Я скривила губы, представляя, как на моей миниатюре его глаза будут блестеть алчной жаждой наживы. Они будут холодного серого цвета, с легким оттенком синевы, отраженной от его сюртука.
— Ему нет дела до того, нравится он кому-то или нет. Он хочет, чтобы его боялись.
— Слава Богу, я нахожусь вне сферы его влияния. Если ему не понравится моя… работа моего отца… мы просто пожмем плечами и отправимся восвояси, забрав с собой миниатюру… разумеется, без роскошной оправы с бриллиантами и сапфирами… и, возможно, она в конце концов окажется в витрине какой-нибудь лондонской ювелирной лавки. Я с удовольствием назову ее «Портретом незнакомца».

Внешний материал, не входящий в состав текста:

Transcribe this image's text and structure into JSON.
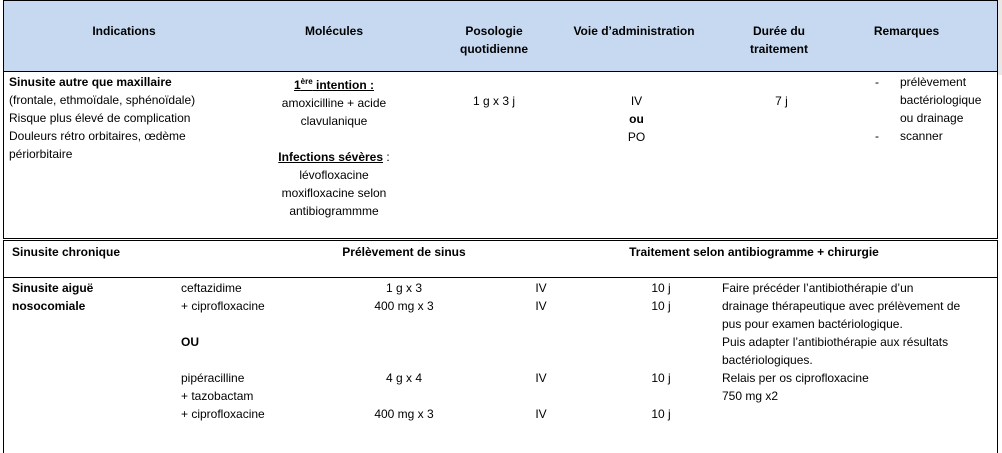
{
  "header": {
    "indications": "Indications",
    "molecules": "Molécules",
    "posologie_l1": "Posologie",
    "posologie_l2": "quotidienne",
    "voie": "Voie d’administration",
    "duree_l1": "Durée du",
    "duree_l2": "traitement",
    "remarques": "Remarques"
  },
  "row1": {
    "indication_title": "Sinusite autre que maxillaire",
    "indication_lines": [
      "(frontale, ethmoïdale, sphénoïdale)",
      "Risque plus élevé de complication",
      "Douleurs rétro orbitaires, œdème",
      "périorbitaire"
    ],
    "first_intention_prefix": "1",
    "first_intention_sup": "ère",
    "first_intention_label": " intention :",
    "first_molecule_l1": "amoxicilline + acide",
    "first_molecule_l2": "clavulanique",
    "severe_label": "Infections sévères",
    "severe_colon": " :",
    "severe_l1": "lévofloxacine",
    "severe_l2": "moxifloxacine selon",
    "severe_l3": "antibiogrammme",
    "posologie": "1 g x 3 j",
    "voie_l1": "IV",
    "voie_l2": "ou",
    "voie_l3": "PO",
    "duree": "7 j",
    "remarque1_dash": "-",
    "remarque1_l1": "prélèvement",
    "remarque1_l2": "bactériologique",
    "remarque1_l3": "ou drainage",
    "remarque2_dash": "-",
    "remarque2_l1": "scanner"
  },
  "row2": {
    "indication": "Sinusite chronique",
    "prelevement": "Prélèvement de sinus",
    "traitement": "Traitement selon antibiogramme + chirurgie"
  },
  "row3": {
    "indication_l1": "Sinusite aiguë",
    "indication_l2": "nosocomiale",
    "mol1": "ceftazidime",
    "mol2": "+ ciprofloxacine",
    "ou": "OU",
    "mol3": "pipéracilline",
    "mol4": "+ tazobactam",
    "mol5": "+ ciprofloxacine",
    "dose1": "1 g x 3",
    "dose2": "400 mg x 3",
    "dose3": "4 g x 4",
    "dose4": "400 mg x 3",
    "voie1": "IV",
    "voie2": "IV",
    "voie3": "IV",
    "voie4": "IV",
    "duree1": "10 j",
    "duree2": "10 j",
    "duree3": "10 j",
    "duree4": "10 j",
    "remarque_lines": [
      "Faire précéder l’antibiothérapie d’un",
      "drainage thérapeutique avec prélèvement de",
      "pus pour examen bactériologique.",
      "Puis adapter l’antibiothérapie aux résultats",
      "bactériologiques.",
      "Relais per os ciprofloxacine",
      "750 mg x2"
    ]
  }
}
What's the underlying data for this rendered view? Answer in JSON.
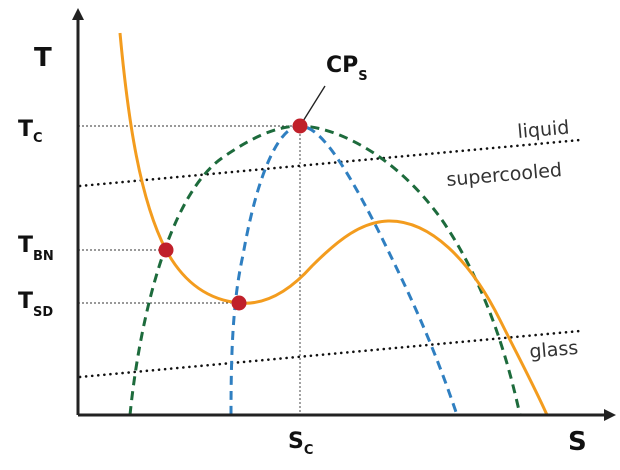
{
  "axes": {
    "x_label": "S",
    "y_label": "T"
  },
  "ticks": {
    "tc": {
      "main": "T",
      "sub": "C"
    },
    "tbn": {
      "main": "T",
      "sub": "BN"
    },
    "tsd": {
      "main": "T",
      "sub": "SD"
    },
    "sc": {
      "main": "S",
      "sub": "C"
    }
  },
  "annotations": {
    "critical_point": {
      "main": "CP",
      "sub": "S"
    },
    "liquid": "liquid",
    "supercooled": "supercooled",
    "glass": "glass"
  },
  "colors": {
    "isobar": "#f39c1e",
    "binodal": "#1d6b3c",
    "spinodal": "#2f7fc1",
    "points": "#c0202a",
    "axes": "#222222",
    "dotted_lines": "#111111"
  }
}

— Да, я вижу, вы его совершенно не боитесь. И он это видит. Но при этом внушает страх всем остальным… за исключением Николь. Может быть, именно за это он ее так любит.
— Как он может ее любить? Собираясь жениться на другой женщине? Я не понимаю, что, в таком случае, делает здесь Николь. Почему она не посоветует ему заниматься своей невестой и не уедет отсюда?
— В определенных кругах так принято. Никто не относится к Николь без должного почтения по той причине, что она любовница Ролло.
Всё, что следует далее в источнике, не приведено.